Last Tuesday it was a special election in Kansas where the Republican candidate did just enough to win. This Tuesday it was another special election -- this one in suburban Atlanta -- where a slew of GOP candidates managed to keep Democrat Jon Ossoff just under 50%, forcing a June runoff.
An Ossoff victory, which nearly came to pass despite the long Republican tradition in the district, would have sent even marginally vulnerable House Republicans into a panic that the unpopularity of President Donald Trump could bring them down next November.
"This race is absolutely and entirely a referendum on President Trump," said one Republican consultant granted anonymity to speak candidly about the contest. "Every single vote Jon Ossoff receives is a rebuke of Trump from within GA-06."
Sensing opportunity, national Democrats flooded the race with money -- Ossoff raised an eye-popping $8.3 million over the last three months
, 95% of which came from out of the state of Georgia. That massive influx of cash, coupled with a lack of any other serious Democrats in the race and a disdain among many Republicans in the district for Trump's in-your-face style, made for a surprising opportunity for Democrats in the south -- a region where the party has been decimated over the last decade.
And they came close. Very close. For much of Tuesday night, Ossoff looked as though he might break 50%. Ossoff will now face former Secretary of State Karen Handel, a Republican who finished in clear second despite running around 30 points behind Ossoff.

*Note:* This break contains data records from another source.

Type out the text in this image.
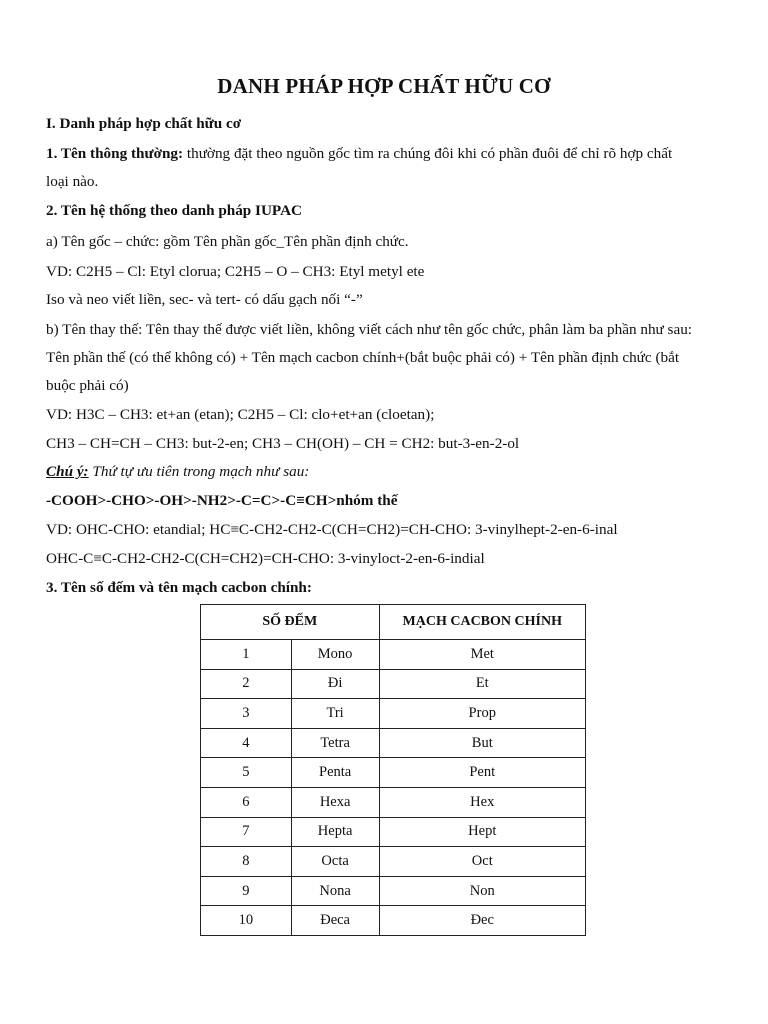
DANH PHÁP HỢP CHẤT HỮU CƠ
I. Danh pháp hợp chất hữu cơ
1. Tên thông thường: thường đặt theo nguồn gốc tìm ra chúng đôi khi có phần đuôi để chỉ rõ hợp chất
loại nào.
2. Tên hệ thống theo danh pháp IUPAC
a) Tên gốc – chức: gồm Tên phần gốc_Tên phần định chức.
VD: C2H5 – Cl: Etyl clorua; C2H5 – O – CH3: Etyl metyl ete
Iso và neo viết liền, sec- và tert- có dấu gạch nối “-”
b) Tên thay thế: Tên thay thế được viết liền, không viết cách như tên gốc chức, phân làm ba phần như sau:
Tên phần thế (có thể không có) + Tên mạch cacbon chính+(bắt buộc phải có) + Tên phần định chức (bắt
buộc phải có)
VD: H3C – CH3: et+an (etan); C2H5 – Cl: clo+et+an (cloetan);
CH3 – CH=CH – CH3: but-2-en; CH3 – CH(OH) – CH = CH2: but-3-en-2-ol
Chú ý: Thứ tự ưu tiên trong mạch như sau:
-COOH>-CHO>-OH>-NH2>-C=C>-C≡CH>nhóm thế
VD: OHC-CHO: etandial; HC≡C-CH2-CH2-C(CH=CH2)=CH-CHO: 3-vinylhept-2-en-6-inal
OHC-C≡C-CH2-CH2-C(CH=CH2)=CH-CHO: 3-vinyloct-2-en-6-indial
3. Tên số đếm và tên mạch cacbon chính:
SỐ ĐẾM		MẠCH CACBON CHÍNH
1	Mono	Met
2	Đi	Et
3	Tri	Prop
4	Tetra	But
5	Penta	Pent
6	Hexa	Hex
7	Hepta	Hept
8	Octa	Oct
9	Nona	Non
10	Đeca	Đec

While Ossoff and national Democrats acknowledged that they hoped to win the seat outright Tuesday due to the crowded and fractured GOP field, Ossoff will likely enter the runoff with Handel as a slight favorite. The question for Ossoff, and Democrats more broadly, is whether they can successfully link an establishment Republican like Handel to the less-than-popular Trump over the course of a two month, one-versus-one runoff slog.
Complicating Democrats' calculus is the massive cost of running an extended TV ad campaign in the 6th, which is covered by the very high-priced Atlanta media market. (Republicans, of course, will be faced with the same money issue.)
What's difficult to know is how Ossoff's showing will be viewed by the Democratic base and the donor community. Will it be evidence that even seats in the solid South can be won thanks to Trump's unpopularity? Or will Democrats regard it as a disappointment given the perfect storm of factors that seemed to be lining up in Ossoff's favor for Tuesday's vote?
What I know is that winning and coming close to winning aren't the same thing. And this is the second time in as many weeks that Democrats had high hopes and didn't see their best case scenarios realized when all the votes were cast.
Democrats, out of power in Congress and the White House, need a spark to convince themselves they can take back all that they had lost. Georgia's 6th district was seen as the best chance for that spark. It didn't happen on Tuesday night -- and now Democrats will have to wait almost two months to see if they can start to build momentum for the November 2018 midterms.